Ambitious Minds Shape Daring Canadian Opera

“It was just over a decade ago at the Edinburgh Festival that the Canadian Opera Company mounted a radically new production of ‘Bluebeard’s Castle/Erwartung’ that has since emblemized the next life of the COC. And as the $181-million Four Seasons Centre for the Performing Arts continues to rise as Canada’s first purpose-built opera house at that prime (Toronto) corner, some part of its foundation can be said to have been laid by the international breakthrough the company achieved overseas.”

Anti-Semitism In A Prague Choir?

“Charges of anti-Semitism have rocked Prague’s cultural elite following allegations that the head of the philharmonic choir has pursued a vendetta against a tenor with Jewish roots. But it is far from clear whether the nature of the conflict between the choir director, Petr Danek, and the tenor, Michal Forst, is based more on personal animosity than on actual anti-Semitic slurs and behavior.”

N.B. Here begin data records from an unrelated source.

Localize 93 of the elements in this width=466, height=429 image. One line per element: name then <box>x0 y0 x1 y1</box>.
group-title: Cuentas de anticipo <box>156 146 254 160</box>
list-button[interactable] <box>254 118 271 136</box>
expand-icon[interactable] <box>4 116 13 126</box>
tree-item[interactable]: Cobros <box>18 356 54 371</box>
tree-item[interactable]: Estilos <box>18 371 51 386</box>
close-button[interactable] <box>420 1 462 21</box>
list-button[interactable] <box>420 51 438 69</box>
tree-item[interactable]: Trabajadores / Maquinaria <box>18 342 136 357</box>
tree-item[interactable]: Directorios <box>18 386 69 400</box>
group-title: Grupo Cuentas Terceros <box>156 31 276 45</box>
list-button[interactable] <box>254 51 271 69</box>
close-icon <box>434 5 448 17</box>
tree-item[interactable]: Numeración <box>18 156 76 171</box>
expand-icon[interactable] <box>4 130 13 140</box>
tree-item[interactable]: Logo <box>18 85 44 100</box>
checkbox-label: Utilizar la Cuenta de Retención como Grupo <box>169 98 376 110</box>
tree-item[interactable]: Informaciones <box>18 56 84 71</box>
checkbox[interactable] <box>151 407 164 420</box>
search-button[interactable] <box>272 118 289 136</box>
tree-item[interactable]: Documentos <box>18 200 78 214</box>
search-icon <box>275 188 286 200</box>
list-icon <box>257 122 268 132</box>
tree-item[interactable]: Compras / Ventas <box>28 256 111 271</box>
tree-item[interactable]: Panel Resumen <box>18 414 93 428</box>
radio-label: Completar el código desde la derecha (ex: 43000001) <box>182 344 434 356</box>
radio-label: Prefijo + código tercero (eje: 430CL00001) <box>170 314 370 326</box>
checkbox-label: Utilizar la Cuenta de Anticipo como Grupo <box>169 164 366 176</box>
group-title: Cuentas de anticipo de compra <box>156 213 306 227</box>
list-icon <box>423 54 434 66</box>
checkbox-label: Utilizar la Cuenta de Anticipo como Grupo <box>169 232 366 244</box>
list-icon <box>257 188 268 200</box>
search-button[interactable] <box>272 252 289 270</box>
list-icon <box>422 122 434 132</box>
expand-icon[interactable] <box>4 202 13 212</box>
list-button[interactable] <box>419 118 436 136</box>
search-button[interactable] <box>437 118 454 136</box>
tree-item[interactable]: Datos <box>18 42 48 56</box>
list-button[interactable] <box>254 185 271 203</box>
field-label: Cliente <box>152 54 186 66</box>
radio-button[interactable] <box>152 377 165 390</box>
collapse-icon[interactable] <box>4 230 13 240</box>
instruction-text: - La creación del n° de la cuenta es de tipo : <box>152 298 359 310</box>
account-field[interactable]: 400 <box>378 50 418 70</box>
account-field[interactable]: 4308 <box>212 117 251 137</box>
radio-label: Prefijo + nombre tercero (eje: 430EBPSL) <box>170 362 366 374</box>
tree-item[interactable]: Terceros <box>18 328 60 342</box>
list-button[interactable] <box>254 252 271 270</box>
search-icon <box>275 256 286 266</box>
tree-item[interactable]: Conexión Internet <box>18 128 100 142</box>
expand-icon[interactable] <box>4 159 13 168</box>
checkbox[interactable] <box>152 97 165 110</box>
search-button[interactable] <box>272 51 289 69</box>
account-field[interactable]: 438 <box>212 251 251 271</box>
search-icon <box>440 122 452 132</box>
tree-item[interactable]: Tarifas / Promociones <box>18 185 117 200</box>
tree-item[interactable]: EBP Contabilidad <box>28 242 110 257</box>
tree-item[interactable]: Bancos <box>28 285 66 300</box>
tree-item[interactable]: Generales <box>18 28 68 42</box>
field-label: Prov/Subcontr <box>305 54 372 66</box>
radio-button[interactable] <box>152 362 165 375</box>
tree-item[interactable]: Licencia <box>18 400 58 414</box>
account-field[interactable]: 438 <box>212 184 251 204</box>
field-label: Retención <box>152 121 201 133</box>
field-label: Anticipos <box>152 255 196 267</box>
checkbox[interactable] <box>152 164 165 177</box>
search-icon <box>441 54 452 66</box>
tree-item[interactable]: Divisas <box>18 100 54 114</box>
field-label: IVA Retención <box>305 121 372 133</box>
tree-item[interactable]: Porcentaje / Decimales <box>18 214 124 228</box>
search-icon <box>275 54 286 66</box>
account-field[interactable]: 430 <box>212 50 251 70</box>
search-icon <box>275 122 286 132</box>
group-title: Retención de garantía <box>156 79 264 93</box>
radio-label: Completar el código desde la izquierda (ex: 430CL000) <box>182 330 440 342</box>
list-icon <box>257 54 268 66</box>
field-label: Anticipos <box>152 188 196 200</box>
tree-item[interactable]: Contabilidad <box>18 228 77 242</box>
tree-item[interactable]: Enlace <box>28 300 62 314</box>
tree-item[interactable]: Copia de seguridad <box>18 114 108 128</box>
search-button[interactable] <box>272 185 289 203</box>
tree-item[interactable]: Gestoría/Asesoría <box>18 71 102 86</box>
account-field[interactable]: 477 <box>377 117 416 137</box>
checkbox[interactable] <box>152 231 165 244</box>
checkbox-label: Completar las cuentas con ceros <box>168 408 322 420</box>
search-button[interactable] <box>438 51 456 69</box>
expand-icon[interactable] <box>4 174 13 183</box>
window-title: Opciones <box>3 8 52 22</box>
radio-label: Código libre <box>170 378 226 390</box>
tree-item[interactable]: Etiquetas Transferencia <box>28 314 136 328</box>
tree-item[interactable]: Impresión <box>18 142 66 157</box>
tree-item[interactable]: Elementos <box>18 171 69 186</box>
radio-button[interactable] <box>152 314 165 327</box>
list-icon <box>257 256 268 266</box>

Speaking Up For The Truly Underpaid Orchestras

The orchestra world is obsessed with wondering whether musicians in some of the top U.S. orchestras will be forced to accept wage reductions this fall. But times are tough throughout the industry, and Drew McManus wonders why no one seems to care about the musicians who really can’t afford the cuts. “It’s those [smaller] ensembles that employ the majority of professional orchestra musicians and bring classical music to that largest segment of the population. If those musicians begin to slip below the waterline of financial sustenance, they’ll need to find a life preserver of non-performance income just to keep from drowning. And if we see that come to pass then it’s a sure sign that the industry is devouring itself from the inside out.”